In DM patients and animals, not only the number of EPCs was decreased but the function of EPCs was also found to be deficient.[18,25] Thus, we observed the effect of irisin on the function of EPCs. The presented data showed that irisin improved the proliferative and migratory capacities of EPCs derived from DM mouse bone marrow in vitro. In vivo, irisin improved endothelial repairing in DM mice, which were transplanted with EPCs. These results suggested that irisin has the direct effect on EPCs' proliferation and migration. Most important is that irisin may have the effect on endothelial repairing by improving EPCs' function or the other mechanisms.

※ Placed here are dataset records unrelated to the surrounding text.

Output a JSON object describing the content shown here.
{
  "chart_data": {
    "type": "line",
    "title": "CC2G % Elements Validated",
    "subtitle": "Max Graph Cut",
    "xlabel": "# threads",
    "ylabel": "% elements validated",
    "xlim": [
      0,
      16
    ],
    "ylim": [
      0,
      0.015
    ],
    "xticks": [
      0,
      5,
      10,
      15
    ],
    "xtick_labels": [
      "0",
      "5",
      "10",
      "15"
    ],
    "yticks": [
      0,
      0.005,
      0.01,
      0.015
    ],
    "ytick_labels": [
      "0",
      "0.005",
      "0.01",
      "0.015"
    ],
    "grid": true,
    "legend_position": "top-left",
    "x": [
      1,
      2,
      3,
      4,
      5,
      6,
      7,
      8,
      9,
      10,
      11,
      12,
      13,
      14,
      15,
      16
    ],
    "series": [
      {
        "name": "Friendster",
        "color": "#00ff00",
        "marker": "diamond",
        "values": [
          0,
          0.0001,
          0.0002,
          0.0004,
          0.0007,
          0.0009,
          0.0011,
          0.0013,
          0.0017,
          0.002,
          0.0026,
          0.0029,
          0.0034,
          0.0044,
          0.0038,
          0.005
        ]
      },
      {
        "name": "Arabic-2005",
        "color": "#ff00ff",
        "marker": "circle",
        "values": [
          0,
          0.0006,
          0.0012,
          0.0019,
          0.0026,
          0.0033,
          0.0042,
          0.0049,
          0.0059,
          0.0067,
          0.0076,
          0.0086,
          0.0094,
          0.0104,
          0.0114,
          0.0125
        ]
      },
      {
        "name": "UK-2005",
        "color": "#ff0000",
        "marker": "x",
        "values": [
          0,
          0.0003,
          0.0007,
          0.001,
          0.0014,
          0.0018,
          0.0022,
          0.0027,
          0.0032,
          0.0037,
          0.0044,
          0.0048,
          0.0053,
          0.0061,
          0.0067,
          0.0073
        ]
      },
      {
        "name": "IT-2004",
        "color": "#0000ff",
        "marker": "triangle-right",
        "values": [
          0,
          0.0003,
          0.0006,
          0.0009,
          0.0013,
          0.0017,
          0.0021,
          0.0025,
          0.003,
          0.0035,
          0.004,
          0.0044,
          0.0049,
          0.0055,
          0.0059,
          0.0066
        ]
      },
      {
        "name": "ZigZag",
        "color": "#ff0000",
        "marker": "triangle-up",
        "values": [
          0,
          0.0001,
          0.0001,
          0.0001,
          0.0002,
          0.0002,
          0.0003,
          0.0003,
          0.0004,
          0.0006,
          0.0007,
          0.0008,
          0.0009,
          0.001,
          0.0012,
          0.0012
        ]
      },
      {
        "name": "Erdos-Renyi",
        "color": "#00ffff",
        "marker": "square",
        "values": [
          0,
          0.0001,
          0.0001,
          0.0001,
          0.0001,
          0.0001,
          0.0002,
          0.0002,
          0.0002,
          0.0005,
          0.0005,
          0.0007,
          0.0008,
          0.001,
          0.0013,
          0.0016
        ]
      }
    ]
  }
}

Previous studies showed that eNOS was the key regulator involved in the proliferation and migration of EPCs[26]; thus, we investigated the effect of irisin on eNOS and found the effect of irisin on EPCs was eNOS dependently and irisin regulated the expression of eNOS. Given that phosphorylation of Ser1177 by Akt is critical for activation of eNOS, we investigated the effects of irisin in this regard. The data show that irisin can increase the phosphorylation of Ser1177 and Akt of EPCs. Furthermore, inhibition of PI3K by LY-294002 can inhibit irisin-induced phosphorylation of eNOS and Akt, indicating that irisin participate in the activation of the PI3K/Akt pathway. Interestingly, recent study by Han et al[27] found that irisin can induce eNOS phosphorylation via AMPK/Akt pathway in HUVECs, whereas Song et al[17] found that irisin can effectively promote HUVECs proliferation by activating the ERK signaling pathway rather than Akt pathway. The different signaling pathway activated by irisin may attribute to the different cell types. In addition, the specific receptor of irisin and the exact mechanism of interaction between irisin and cells were unclear; thus, the signaling pathway activated by irisin maybe multicomponent.

In conclusion, this study found that irisin improved EPC number and function in DM mice. The mechanism for the effect of irisin is related to the PI3K/Akt/eNOS pathway. This result suggests a potential for the administration of exogenous irisin as a succedaneum to improve EPC function for diabetic patients who fail to improve through regular exercise.